Wednesday, May 28, 2008

There’s Much More to the Bernier Affair than Meets the Eye

Not since Sir Arthur Conan Doyle penned a Sherlock Holmes story titled “The Second Stain”, in which the wife of a cabinet minister sells a top secret document to a foreign spy has there been a drama to equal the Maxime Bernier affair.

Just what documents did the hapless foreign minister leave in Julie Couillard’s apartment? Exactly who was bugging the former model’s quarters, including her mattress? Was it a unit of the Harper government itself or even a rogue outfit in Stephane Dion’s party? Can we exclude the possibility that a sting operation has been mounted by the Barack Obama campaign to get back at Harper for NAFTAgate?

Perhaps more probable, and even more unnerving, is the very real possibility that the biker gangs in Quebec have their own foreign policy and have been pursuing it assiduously. At first glance this may seem unlikely but in light of the botched flight of French daredevil Michel Fournier’s balloon in North Battleford, Saskatchewan, to which I will return, this sinister affair snaps into focus.

Is it credible that Bernier and Couillard just happened to meet by chance? Isn’t it much more probable that their meeting was carefully crafted to enmesh the minister in a web of intrigue? There are just too many supposed coincidences here for my liking. Anyone who has seen The Day of the Jackal will know that they always dispatch the beautiful and wily woman to seduce the dumbest member of the government, precisely as a way to obtain government secrets. And it didn’t take long for Couillard to parlay her relationship with Bernier into a face to face meeting with George W. Bush. Coincidence? What did she say to the President and what did he reveal to her?

How often do you tune in the BBC News, the news on France 2, and CNN’s Situation Room to see two Canadian stories reported in one day? Story number one was the revelation that Bernier had left top secret documents chez Couillard and that he was out of the cabinet. Story number two showed a red faced Michel Fournier storming out of his capsule as his balloon wisked away from him into space. And it was a Russian made balloon!

What we have been watching is no less than an elaborate ploy to make Canada appear ridiculous on the international stage. And it didn’t happen any old week. This was the week the Harper government had to decide whether to put Canada up for a seat on the UN Security Council.

Who benefits from all this? Cui bono? Clearly, those who don’t want the Harper government to have a seat on the Security Council are the major winners. We are already aware from the analysis above that the “who” includes Quebec’s biker gangs. Taking this one step further, who else is involved? It is well known that the country that will get the vacant seat at the UN if Canada doesn’t is Portugal.

Portugal? At first glance, a rather harmless country not much marred by organized crime, Portugal has a long and exposed coastline. Could the Algarve be the next target for criminal gangs? And will Fournier’s next, and perhaps successful, leap from a balloon be mounted over the Algarve?

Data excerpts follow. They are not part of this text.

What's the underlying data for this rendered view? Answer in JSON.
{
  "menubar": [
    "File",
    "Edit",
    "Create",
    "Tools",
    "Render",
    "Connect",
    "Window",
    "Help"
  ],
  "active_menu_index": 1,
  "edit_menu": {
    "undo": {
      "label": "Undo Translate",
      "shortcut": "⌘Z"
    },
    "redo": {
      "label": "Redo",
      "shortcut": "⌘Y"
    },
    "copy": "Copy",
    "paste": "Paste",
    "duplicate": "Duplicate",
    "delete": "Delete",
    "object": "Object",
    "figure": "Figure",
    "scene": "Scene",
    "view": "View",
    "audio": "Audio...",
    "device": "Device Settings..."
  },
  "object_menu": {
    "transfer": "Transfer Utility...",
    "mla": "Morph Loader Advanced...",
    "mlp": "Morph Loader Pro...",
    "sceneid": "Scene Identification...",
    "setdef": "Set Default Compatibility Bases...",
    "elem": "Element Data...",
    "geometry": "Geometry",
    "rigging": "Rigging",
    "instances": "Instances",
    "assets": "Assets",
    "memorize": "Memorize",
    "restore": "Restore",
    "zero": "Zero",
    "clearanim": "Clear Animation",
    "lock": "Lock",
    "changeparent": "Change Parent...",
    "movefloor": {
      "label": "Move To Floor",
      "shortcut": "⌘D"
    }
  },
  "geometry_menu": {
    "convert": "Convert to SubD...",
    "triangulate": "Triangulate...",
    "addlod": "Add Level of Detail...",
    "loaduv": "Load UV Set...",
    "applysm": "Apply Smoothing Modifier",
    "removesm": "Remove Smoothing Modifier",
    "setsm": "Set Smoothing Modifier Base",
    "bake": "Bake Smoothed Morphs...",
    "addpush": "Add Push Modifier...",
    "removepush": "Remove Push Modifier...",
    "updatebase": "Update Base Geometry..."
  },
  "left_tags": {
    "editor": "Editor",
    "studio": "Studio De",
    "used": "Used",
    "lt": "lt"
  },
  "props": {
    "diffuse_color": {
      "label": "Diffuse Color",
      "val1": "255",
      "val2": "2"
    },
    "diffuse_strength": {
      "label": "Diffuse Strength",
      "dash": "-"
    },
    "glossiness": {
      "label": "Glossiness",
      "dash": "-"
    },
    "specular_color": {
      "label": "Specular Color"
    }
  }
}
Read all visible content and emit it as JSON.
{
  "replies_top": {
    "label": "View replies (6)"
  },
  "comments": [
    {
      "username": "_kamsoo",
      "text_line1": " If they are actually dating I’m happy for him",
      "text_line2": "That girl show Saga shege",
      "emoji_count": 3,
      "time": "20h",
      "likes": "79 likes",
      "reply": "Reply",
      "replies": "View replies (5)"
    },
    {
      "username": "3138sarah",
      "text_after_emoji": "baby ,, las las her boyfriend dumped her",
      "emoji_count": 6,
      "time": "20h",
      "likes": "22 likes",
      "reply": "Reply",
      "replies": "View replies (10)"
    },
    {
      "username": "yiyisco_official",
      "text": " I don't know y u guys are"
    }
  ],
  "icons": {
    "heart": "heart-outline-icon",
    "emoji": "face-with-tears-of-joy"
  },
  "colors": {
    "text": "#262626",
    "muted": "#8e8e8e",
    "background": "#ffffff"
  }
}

All of this is much too important to be left in the hands of a parliamentary committee, or an aging judge at the head of a Royal Commission. The Harper government needs to fight fire with fire by sending one of its own into a liaison with the bikers to ferret out the truth, the way Ingrid Bergman did in Alfred Hitchcock's film Notorious.

3 comments:

Anonymous said...

We're already the butt of jokes James. See http://www.canada.com/topics/news/national/story.html?id=859aa537-0226-4731-82d7-46221661182f

Anonymous said...

Prof. James:
Given Canada's ridiculous UN voting record under the Martin and Harper governments, do we really want Canada to have a Security Council seat?

ladybroadoak said...

Excuse me, but where do you get your information about Portugal? It is LOADED with organized crime, pedophile rings, every nafarious type of activity. This is WELL known.

But yes, must have been great for her to get all that lucious DOPE information ala CIA ..

I just can't wait for the fall of NATO .. and Camp Bonesteel with it.